Pendahuluan
Sebagai generasi penerus dari suatu masyarakat, remaja
mempunyai hak dan kewajiban serta status dan peran yang harus dipatuhinya dalam
kehidupan keluarga dan masyarakat. Untuk dapat menjalankan kewajiban serta
perannya di dalam keluarga dan masyarakat, para remaja telah dan akan terus
mendapatkan serangkaian proses pendidikan di dalam lingkungan masyarakatnya.
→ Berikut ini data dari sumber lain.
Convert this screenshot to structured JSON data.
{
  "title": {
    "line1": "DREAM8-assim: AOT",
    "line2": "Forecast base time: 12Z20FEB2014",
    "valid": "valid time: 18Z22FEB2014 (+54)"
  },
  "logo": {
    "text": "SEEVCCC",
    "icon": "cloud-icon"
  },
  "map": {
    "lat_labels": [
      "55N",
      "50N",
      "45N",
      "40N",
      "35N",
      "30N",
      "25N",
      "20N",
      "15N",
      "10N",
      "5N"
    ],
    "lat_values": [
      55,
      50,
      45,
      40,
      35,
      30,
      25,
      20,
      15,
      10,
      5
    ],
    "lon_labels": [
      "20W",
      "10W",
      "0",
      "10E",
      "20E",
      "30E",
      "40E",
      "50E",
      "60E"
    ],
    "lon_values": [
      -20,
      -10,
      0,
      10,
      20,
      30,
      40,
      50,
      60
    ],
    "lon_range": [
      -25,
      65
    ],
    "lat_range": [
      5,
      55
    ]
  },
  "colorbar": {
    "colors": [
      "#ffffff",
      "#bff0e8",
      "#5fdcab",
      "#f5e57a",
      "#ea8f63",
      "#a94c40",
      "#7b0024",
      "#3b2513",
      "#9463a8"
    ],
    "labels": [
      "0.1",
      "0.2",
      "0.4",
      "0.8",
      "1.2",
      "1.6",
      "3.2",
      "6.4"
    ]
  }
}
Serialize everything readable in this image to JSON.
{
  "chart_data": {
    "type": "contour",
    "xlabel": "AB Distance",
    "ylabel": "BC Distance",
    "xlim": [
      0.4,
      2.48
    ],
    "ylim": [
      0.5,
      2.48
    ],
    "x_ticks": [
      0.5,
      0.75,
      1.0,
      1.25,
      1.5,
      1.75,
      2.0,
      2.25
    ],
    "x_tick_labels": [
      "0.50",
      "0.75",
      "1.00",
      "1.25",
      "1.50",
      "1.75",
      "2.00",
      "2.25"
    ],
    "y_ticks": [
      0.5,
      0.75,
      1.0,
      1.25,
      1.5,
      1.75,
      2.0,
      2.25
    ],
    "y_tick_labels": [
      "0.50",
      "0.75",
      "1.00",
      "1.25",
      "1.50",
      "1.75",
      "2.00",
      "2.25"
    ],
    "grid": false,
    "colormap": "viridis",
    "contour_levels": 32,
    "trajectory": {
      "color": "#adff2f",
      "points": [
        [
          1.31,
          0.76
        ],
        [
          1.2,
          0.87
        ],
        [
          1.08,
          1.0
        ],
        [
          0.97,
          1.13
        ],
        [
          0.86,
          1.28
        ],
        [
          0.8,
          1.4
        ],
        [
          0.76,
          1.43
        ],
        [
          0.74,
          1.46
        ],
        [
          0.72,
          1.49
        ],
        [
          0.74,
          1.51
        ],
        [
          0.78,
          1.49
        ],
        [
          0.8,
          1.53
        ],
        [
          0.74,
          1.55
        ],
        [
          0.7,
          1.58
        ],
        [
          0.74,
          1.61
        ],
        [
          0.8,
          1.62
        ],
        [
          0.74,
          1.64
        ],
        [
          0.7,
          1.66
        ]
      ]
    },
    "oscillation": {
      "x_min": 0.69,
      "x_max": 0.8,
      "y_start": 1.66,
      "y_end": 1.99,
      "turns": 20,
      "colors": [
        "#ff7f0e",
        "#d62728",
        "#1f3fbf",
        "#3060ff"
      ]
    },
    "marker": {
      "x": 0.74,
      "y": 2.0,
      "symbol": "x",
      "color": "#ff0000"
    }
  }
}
Proses pendidikan tersebut memiliki peran penting dalam suatu masyarakat karena
bertujuan menanamkan nilai-nilai dan seperangkat pengetahuan yang memberikan
kemampuan kepada individu-individu untuk memahami lingkungan alam dan
lingkungan sosialnya, serta menentukan tindakannya.
Dengan
kata lain proses pendidikan
sangat diperlukan untuk menjaga kelangsungan budaya yang dimiliki oleh
masyarakat. Kebudayaan
dan pendidikan merupakan dua unsur yang tidak dapat dipisahkan karena saling
mengikat. Kebudayaan itu hidup dan berkembang karena proses pendidikan, dan
pendidikan itu sendiri terdapat dalam suatu konteks kebudayaan. Dalam arti
tertentu proses pendidikan itu pada hakekatnya merupakan suatu proses
pembudayaan yang dinamis (Santoso, 1981 : 1-2).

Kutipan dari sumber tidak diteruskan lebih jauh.